La récente décision italienne d'annoncer la suspension de l'accord de Schengen avec l'Espagne, en réponse à la crise migratoire à Ceuta, soulève des questions politiques et juridiques. Bien que cela puisse sembler une réaction forte à un problème de frontière extérieure de l'UE, l'approche de Rome est considérée comme controversée et difficilement compatible avec le fonctionnement normal de Schengen.

Ceuta, une enclave espagnole en Afrique du Nord, bénéficie d'un régime spécial au sein de l'espace européen en raison de sa frontière sensible avec le Maroc. Cependant, la situation qui s'y déroule relève avant tout de la responsabilité de la frontière extérieure de l'Union européenne, ne justifiant pas une "punition collective" de l'Espagne.

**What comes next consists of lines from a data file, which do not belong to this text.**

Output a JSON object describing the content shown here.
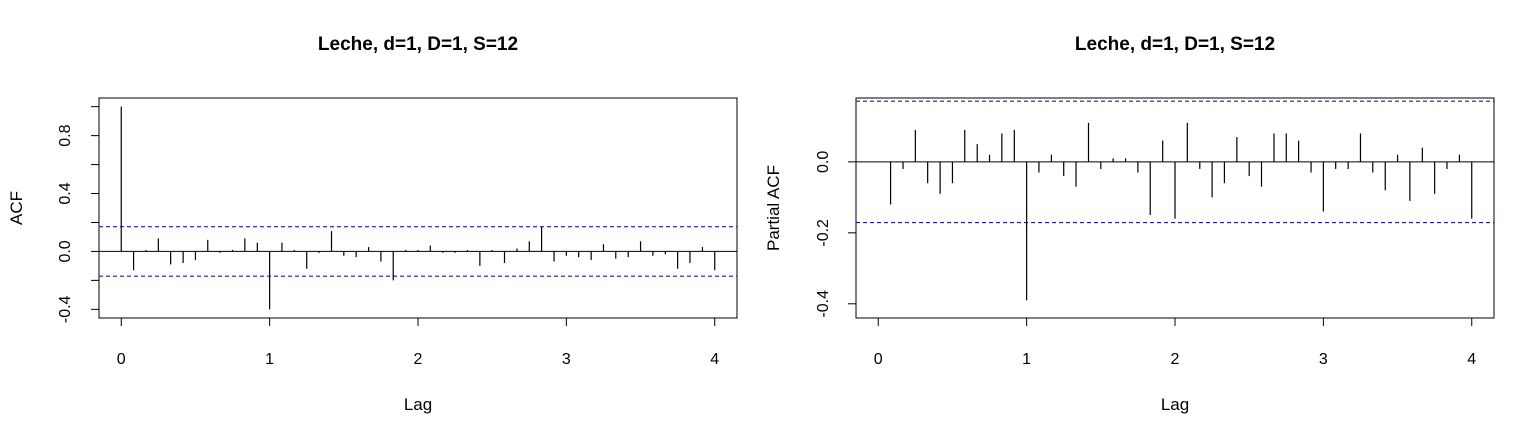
{
  "chart_data": [
    {
      "type": "bar",
      "title": "Leche, d=1, D=1, S=12",
      "xlabel": "Lag",
      "ylabel": "ACF",
      "xlim": [
        -0.15,
        4.15
      ],
      "ylim": [
        -0.46,
        1.06
      ],
      "xticks": [
        "0",
        "1",
        "2",
        "3",
        "4"
      ],
      "yticks": [
        "-0.4",
        "0.0",
        "0.4",
        "0.8"
      ],
      "confidence_limit": 0.171,
      "lag_step": 0.0833,
      "x": [
        0,
        0.083,
        0.167,
        0.25,
        0.333,
        0.417,
        0.5,
        0.583,
        0.667,
        0.75,
        0.833,
        0.917,
        1,
        1.083,
        1.167,
        1.25,
        1.333,
        1.417,
        1.5,
        1.583,
        1.667,
        1.75,
        1.833,
        1.917,
        2,
        2.083,
        2.167,
        2.25,
        2.333,
        2.417,
        2.5,
        2.583,
        2.667,
        2.75,
        2.833,
        2.917,
        3,
        3.083,
        3.167,
        3.25,
        3.333,
        3.417,
        3.5,
        3.583,
        3.667,
        3.75,
        3.833,
        3.917,
        4
      ],
      "values": [
        1.0,
        -0.13,
        0.01,
        0.09,
        -0.09,
        -0.08,
        -0.06,
        0.08,
        -0.01,
        0.01,
        0.09,
        0.06,
        -0.4,
        0.06,
        0.01,
        -0.12,
        -0.01,
        0.14,
        -0.03,
        -0.04,
        0.03,
        -0.07,
        -0.2,
        0.01,
        0.01,
        0.04,
        -0.01,
        -0.01,
        0.01,
        -0.1,
        0.01,
        -0.08,
        0.02,
        0.07,
        0.17,
        -0.07,
        -0.03,
        -0.04,
        -0.06,
        0.05,
        -0.05,
        -0.04,
        0.07,
        -0.03,
        -0.02,
        -0.12,
        -0.08,
        0.03,
        -0.13
      ]
    },
    {
      "type": "bar",
      "title": "Leche, d=1, D=1, S=12",
      "xlabel": "Lag",
      "ylabel": "Partial ACF",
      "xlim": [
        -0.15,
        4.15
      ],
      "ylim": [
        -0.44,
        0.18
      ],
      "xticks": [
        "0",
        "1",
        "2",
        "3",
        "4"
      ],
      "yticks": [
        "-0.4",
        "-0.2",
        "0.0"
      ],
      "confidence_limit": 0.171,
      "lag_step": 0.0833,
      "x": [
        0.083,
        0.167,
        0.25,
        0.333,
        0.417,
        0.5,
        0.583,
        0.667,
        0.75,
        0.833,
        0.917,
        1,
        1.083,
        1.167,
        1.25,
        1.333,
        1.417,
        1.5,
        1.583,
        1.667,
        1.75,
        1.833,
        1.917,
        2,
        2.083,
        2.167,
        2.25,
        2.333,
        2.417,
        2.5,
        2.583,
        2.667,
        2.75,
        2.833,
        2.917,
        3,
        3.083,
        3.167,
        3.25,
        3.333,
        3.417,
        3.5,
        3.583,
        3.667,
        3.75,
        3.833,
        3.917,
        4
      ],
      "values": [
        -0.12,
        -0.02,
        0.09,
        -0.06,
        -0.09,
        -0.06,
        0.09,
        0.05,
        0.02,
        0.08,
        0.09,
        -0.39,
        -0.03,
        0.02,
        -0.04,
        -0.07,
        0.11,
        -0.02,
        0.01,
        0.01,
        -0.03,
        -0.15,
        0.06,
        -0.16,
        0.11,
        -0.02,
        -0.1,
        -0.06,
        0.07,
        -0.04,
        -0.07,
        0.08,
        0.08,
        0.06,
        -0.03,
        -0.14,
        -0.02,
        -0.02,
        0.08,
        -0.03,
        -0.08,
        0.02,
        -0.11,
        0.04,
        -0.09,
        -0.02,
        0.02,
        -0.16
      ]
    }
  ]
}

La réaction italienne est perçue comme politiquement agressive et juridiquement discutable, car le système Schengen ne permet pas l'exclusion unilatérale d'un État membre. Il autorise plutôt la réintroduction temporaire de contrôles aux frontières intérieures sous des conditions spécifiques, et non comme un mécanisme de sanction politique. La distinction entre "réintroduire des contrôles" et "suspendre l'accord" est essentielle pour sa portée juridique.

Politiquement, cette mesure contredit la solidarité européenne souvent invoquée. L'Espagne, confrontée à la pression migratoire en Europe du Sud, fait face maintenant à une réponse unilatérale italienne qui pourrait saper le principe de responsabilité partagée, surtout lorsque les coûts politiques deviennent élevés.